Les décisions fixant le pays de destination, refusant de lui accorder un délai de départ volontaire et lui interdisant le retour sur le territoire français avec signalement dans le système d’information Schengen :
— sont illégales par voie d’exception d’illégalité de la décision portant obligation de quitter le territoire français ;
— sont insuffisamment motivées ;
— sont entachées d’une erreur manifeste d’appréciation.
Par un mémoire en défense, enregistré le 14 mai 2025, le préfet des Bouches-du-Rhône conclut au rejet de la requête.
Il soutient que les moyens invoqués par M. B ne sont pas fondés.

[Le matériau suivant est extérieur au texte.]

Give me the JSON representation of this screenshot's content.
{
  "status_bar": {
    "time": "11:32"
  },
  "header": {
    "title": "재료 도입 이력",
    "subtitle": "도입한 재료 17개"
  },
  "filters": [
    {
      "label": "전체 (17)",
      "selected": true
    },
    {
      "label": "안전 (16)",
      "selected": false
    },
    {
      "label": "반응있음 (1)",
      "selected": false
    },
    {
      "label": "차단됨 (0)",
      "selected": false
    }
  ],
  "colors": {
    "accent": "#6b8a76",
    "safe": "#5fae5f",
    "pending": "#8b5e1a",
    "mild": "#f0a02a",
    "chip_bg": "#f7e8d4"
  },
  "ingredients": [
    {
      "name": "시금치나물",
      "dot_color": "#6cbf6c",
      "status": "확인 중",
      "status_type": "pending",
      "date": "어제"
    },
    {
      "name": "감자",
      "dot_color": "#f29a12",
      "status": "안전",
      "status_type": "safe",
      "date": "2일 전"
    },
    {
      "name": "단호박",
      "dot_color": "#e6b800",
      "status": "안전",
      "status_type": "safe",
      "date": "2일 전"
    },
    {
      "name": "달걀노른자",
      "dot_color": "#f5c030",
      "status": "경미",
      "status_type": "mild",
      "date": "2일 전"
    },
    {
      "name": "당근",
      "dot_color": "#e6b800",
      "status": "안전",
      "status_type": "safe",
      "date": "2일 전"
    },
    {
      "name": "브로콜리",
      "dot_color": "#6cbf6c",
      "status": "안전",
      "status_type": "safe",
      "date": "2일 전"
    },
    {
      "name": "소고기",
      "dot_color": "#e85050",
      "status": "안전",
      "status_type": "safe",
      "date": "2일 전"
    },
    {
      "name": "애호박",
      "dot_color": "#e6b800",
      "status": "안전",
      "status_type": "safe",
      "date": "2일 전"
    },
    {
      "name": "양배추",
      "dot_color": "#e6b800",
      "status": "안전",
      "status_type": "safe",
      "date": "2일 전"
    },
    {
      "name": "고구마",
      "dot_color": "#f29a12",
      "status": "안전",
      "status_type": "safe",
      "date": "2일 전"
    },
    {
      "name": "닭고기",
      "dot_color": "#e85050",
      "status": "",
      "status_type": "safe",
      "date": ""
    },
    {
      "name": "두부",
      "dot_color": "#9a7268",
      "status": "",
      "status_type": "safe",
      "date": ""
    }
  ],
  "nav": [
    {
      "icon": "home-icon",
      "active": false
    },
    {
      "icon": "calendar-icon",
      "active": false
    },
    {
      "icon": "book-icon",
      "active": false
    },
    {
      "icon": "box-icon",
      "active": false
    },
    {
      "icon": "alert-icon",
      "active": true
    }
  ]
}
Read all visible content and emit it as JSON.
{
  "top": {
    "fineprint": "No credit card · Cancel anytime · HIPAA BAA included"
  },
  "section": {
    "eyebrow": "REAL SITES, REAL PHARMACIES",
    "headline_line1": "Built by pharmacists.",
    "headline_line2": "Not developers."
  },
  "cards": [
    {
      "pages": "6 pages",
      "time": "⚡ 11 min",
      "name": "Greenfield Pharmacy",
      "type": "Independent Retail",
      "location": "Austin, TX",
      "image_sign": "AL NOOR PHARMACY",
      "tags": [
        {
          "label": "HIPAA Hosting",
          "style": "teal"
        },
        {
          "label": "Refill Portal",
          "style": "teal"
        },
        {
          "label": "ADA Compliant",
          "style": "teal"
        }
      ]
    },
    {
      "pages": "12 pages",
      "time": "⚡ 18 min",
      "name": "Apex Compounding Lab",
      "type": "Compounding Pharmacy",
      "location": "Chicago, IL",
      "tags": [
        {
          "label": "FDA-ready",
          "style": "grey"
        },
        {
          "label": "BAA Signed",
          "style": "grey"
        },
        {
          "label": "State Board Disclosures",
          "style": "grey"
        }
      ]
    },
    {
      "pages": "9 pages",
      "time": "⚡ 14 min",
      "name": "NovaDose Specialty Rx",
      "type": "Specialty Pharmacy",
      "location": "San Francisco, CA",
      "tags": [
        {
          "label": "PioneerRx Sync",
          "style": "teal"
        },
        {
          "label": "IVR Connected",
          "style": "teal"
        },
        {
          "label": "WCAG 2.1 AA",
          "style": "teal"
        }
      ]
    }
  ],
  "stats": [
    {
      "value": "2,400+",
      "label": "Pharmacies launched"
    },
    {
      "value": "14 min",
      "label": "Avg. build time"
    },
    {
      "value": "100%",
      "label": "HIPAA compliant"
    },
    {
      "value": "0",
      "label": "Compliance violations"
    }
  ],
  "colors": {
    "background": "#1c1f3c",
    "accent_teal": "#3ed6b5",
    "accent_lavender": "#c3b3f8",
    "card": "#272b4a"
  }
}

Par une ordonnance du 15 mai 2025, la clôture de l’instruction a été fixée en dernier lieu au 27 mai 2025.
Vu les autres pièces du dossier.
Vu :
— la convention européenne de sauvegarde des droits de l’homme et des libertés fondamentales ;
— l’accord franco-algérien du 27 décembre 1968 modifié ;
— le code de l’entrée et du séjour des étrangers et du droit d’asile ;
— le code des relations entre le public et l’administration ;
— le code de justice administrative.
La présidente de la formation de jugement a dispensé la rapporteure publique, sur sa proposition, de prononcer des conclusions à l’audience.
Les parties ont été régulièrement averties du jour de l’audience.
Le rapport de Mme Hameline, présidente-rapporteure, a été entendu au cours de l’audience publique.
Considérant ce qui suit :
1. M. D B, ressortissant algérien né le 9 juillet 2002, déclare être entré en France le 24 août 2024 et s’y être maintenu depuis. Après avoir été interpellé par les services de police alors qu’il était démuni d’un titre de séjour en cours de validité, le préfet des Bouches-du-Rhône, par un arrêté du 28 novembre 2024, l’a obligé à quitter le territoire français sans délai, a fixé le pays de destination et a interdit son retour sur le territoire français pour une durée d’un an. M. B demande au tribunal l’annulation de cet arrêté.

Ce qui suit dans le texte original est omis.